You’ve decided to visit a store rather than shop online, but there are common sense ways to reduce your risk of infection.

“First of all, no activity where many individuals are congregating would be deemed fully safe at this point in the pandemic with climbing COVID rates,” cautioned Hirschwerk.

However, anyone who does choose to shop in person should be properly masked over the nose and mouth, “with the observation that other shoppers and workers are doing the same, and are able to physically distance at least 6 to 8 feet.”

He added that while product packaging doesn’t present a significant risk, in any store where many people are handling merchandise, it is good practice to wash your hands after handling items.

“By far, the most concern is the air that we all share,” said Hirschwerk. “This shared air is greatest when we are close to one another, and when we are indoors with suboptimal ventilation.”

A recent study finds that the risk of coronavirus infection in a grocery store is up to two times higher in low-income neighborhoods compared with high-income areas.

Stanford University researchers analyzed population movements, using the cellphone data from almost 100 million people in 10 major cities across the country to find rising infection rates could be traced to certain “places of interest,” which were typically crowded businesses located in low-income neighborhoods.

According to researchers, these spaces tended to be smaller and contain more people per square foot, which they say could explain why low-income neighborhoods were some of the first, and most affected, during the pandemic.

“Across all metro areas, individuals from CBGs [census block groups] in the bottom decile for income had a substantially higher likelihood of being infected by the end of the simulation, even though all individuals began with equal likelihoods of infection,” the study authors concluded.

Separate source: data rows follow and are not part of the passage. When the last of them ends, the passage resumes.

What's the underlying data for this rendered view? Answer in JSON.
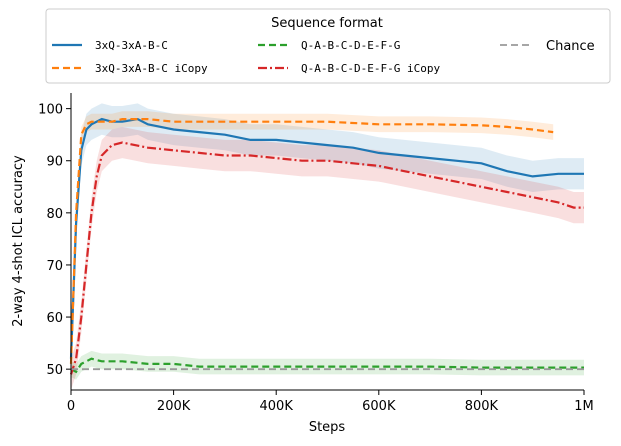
{
  "chart_data": {
    "type": "line",
    "title": "",
    "xlabel": "Steps",
    "ylabel": "2-way 4-shot ICL accuracy",
    "xlim": [
      0,
      1000000
    ],
    "ylim": [
      46,
      103
    ],
    "x_ticks": [
      0,
      200000,
      400000,
      600000,
      800000,
      1000000
    ],
    "x_tick_labels": [
      "0",
      "200K",
      "400K",
      "600K",
      "800K",
      "1M"
    ],
    "y_ticks": [
      50,
      60,
      70,
      80,
      90,
      100
    ],
    "y_tick_labels": [
      "50",
      "60",
      "70",
      "80",
      "90",
      "100"
    ],
    "legend": {
      "title": "Sequence format",
      "placement": "top",
      "entries": [
        {
          "label": "3xQ-3xA-B-C",
          "series": "s1"
        },
        {
          "label": "3xQ-3xA-B-C iCopy",
          "series": "s2"
        },
        {
          "label": "Q-A-B-C-D-E-F-G",
          "series": "s3"
        },
        {
          "label": "Q-A-B-C-D-E-F-G iCopy",
          "series": "s4"
        },
        {
          "label": "Chance",
          "series": "chance"
        }
      ]
    },
    "series": [
      {
        "id": "s1",
        "name": "3xQ-3xA-B-C",
        "color": "#1f77b4",
        "style": "solid",
        "band": 3,
        "x": [
          0,
          10000,
          20000,
          30000,
          40000,
          60000,
          80000,
          100000,
          130000,
          150000,
          200000,
          250000,
          300000,
          350000,
          400000,
          450000,
          500000,
          550000,
          600000,
          650000,
          700000,
          750000,
          800000,
          850000,
          900000,
          950000,
          1000000
        ],
        "y": [
          52,
          78,
          92,
          96,
          97,
          98,
          97.5,
          97.5,
          98,
          97,
          96,
          95.5,
          95,
          94,
          94,
          93.5,
          93,
          92.5,
          91.5,
          91,
          90.5,
          90,
          89.5,
          88,
          87,
          87.5,
          87.5
        ]
      },
      {
        "id": "s2",
        "name": "3xQ-3xA-B-C iCopy",
        "color": "#ff7f0e",
        "style": "dashed",
        "band": 1.5,
        "x": [
          0,
          10000,
          20000,
          30000,
          40000,
          60000,
          80000,
          100000,
          150000,
          200000,
          300000,
          400000,
          500000,
          600000,
          700000,
          800000,
          850000,
          900000,
          940000
        ],
        "y": [
          51,
          80,
          95,
          97,
          97.5,
          97.5,
          97.5,
          98,
          98,
          97.5,
          97.5,
          97.5,
          97.5,
          97,
          97,
          96.8,
          96.5,
          96,
          95.5
        ]
      },
      {
        "id": "s3",
        "name": "Q-A-B-C-D-E-F-G",
        "color": "#2ca02c",
        "style": "dashed",
        "band": 1.5,
        "x": [
          0,
          10000,
          20000,
          40000,
          60000,
          100000,
          150000,
          200000,
          250000,
          300000,
          400000,
          500000,
          600000,
          700000,
          800000,
          900000,
          1000000
        ],
        "y": [
          50,
          49.5,
          51,
          52,
          51.5,
          51.5,
          51,
          51,
          50.5,
          50.5,
          50.5,
          50.5,
          50.5,
          50.5,
          50.3,
          50.3,
          50.3
        ]
      },
      {
        "id": "s4",
        "name": "Q-A-B-C-D-E-F-G iCopy",
        "color": "#d62728",
        "style": "dashdot",
        "band": 3,
        "x": [
          0,
          10000,
          20000,
          30000,
          40000,
          50000,
          60000,
          80000,
          100000,
          150000,
          200000,
          250000,
          300000,
          350000,
          400000,
          450000,
          500000,
          550000,
          600000,
          650000,
          700000,
          750000,
          800000,
          850000,
          900000,
          950000,
          980000,
          1000000
        ],
        "y": [
          49,
          52,
          60,
          70,
          80,
          87,
          91,
          93,
          93.5,
          92.5,
          92,
          91.5,
          91,
          91,
          90.5,
          90,
          90,
          89.5,
          89,
          88,
          87,
          86,
          85,
          84,
          83,
          82,
          81,
          81
        ]
      },
      {
        "id": "chance",
        "name": "Chance",
        "color": "#999999",
        "style": "dashed",
        "band": 0,
        "x": [
          0,
          1000000
        ],
        "y": [
          50,
          50
        ]
      }
    ]
  }
}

LeMonda offered some specific coping skills we can all use to relieve the stress associated with living through a pandemic.

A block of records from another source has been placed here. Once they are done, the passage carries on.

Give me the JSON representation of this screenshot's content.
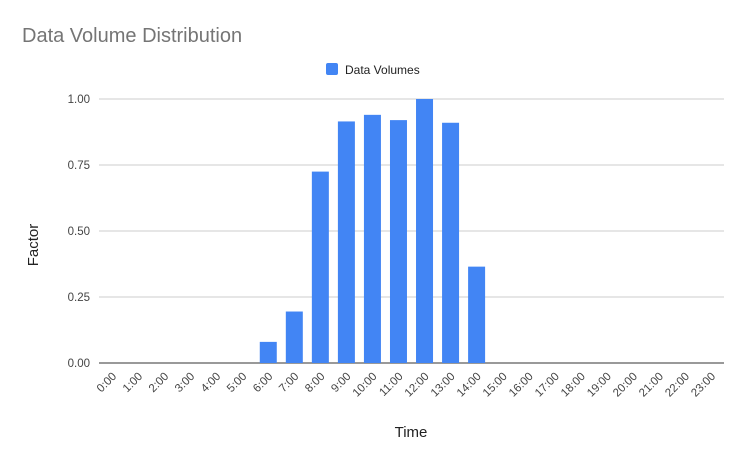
{
  "chart_data": {
    "type": "bar",
    "title": "Data Volume Distribution",
    "xlabel": "Time",
    "ylabel": "Factor",
    "legend_position": "top",
    "grid": true,
    "ylim": [
      0,
      1
    ],
    "yticks": [
      "0.00",
      "0.25",
      "0.50",
      "0.75",
      "1.00"
    ],
    "categories": [
      "0:00",
      "1:00",
      "2:00",
      "3:00",
      "4:00",
      "5:00",
      "6:00",
      "7:00",
      "8:00",
      "9:00",
      "10:00",
      "11:00",
      "12:00",
      "13:00",
      "14:00",
      "15:00",
      "16:00",
      "17:00",
      "18:00",
      "19:00",
      "20:00",
      "21:00",
      "22:00",
      "23:00"
    ],
    "series": [
      {
        "name": "Data Volumes",
        "color": "#4285f4",
        "values": [
          0,
          0,
          0,
          0,
          0,
          0,
          0.08,
          0.195,
          0.725,
          0.915,
          0.94,
          0.92,
          1.0,
          0.91,
          0.365,
          0,
          0,
          0,
          0,
          0,
          0,
          0,
          0,
          0
        ]
      }
    ]
  }
}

  • Practice self-awareness. “Am I coping in a healthy or unhealthy manner? This can be hard as sometimes we are not the best judges of ourselves, but really reflecting on how we have been managing our daily stress is important.”
  • Be kind to yourself. “If you have a bad [day] that is OK. Try to focus on ways to improve the next day rather than harp on the negative.”
  • Plan things that will bring you joy. “Even if they are modified in certain ways — Zoom holiday parties, small outdoor gatherings, walks, at-home exercise classes, and so forth.”

LeMonda added it’s also important to give yourself some “alone time,” particularly if you’re a parent, to maintain a healthy daily routine that includes exercise, and to get enough sleep.

Finally, she recommended, “Reach out to others — you will realize you are not alone.”

Cities like El Paso, Texas, are experiencing sharp spikes in COVID-19 cases, and it may be because people are exhausted from practicing measures to prevent infection, making them less likely to practice pandemic safety measures.

Experts say that we’re at risk of both “COVID fatigue” and disaster stress, due to the ongoing health emergency, and that makes it important to develop healthy habits to cope.

Experts add that if you plan on in-person shopping during the current infection surge, it’s essential to wear your mask properly, wash hands after handling items, avoid crowded areas, and maintain appropriate physical distancing.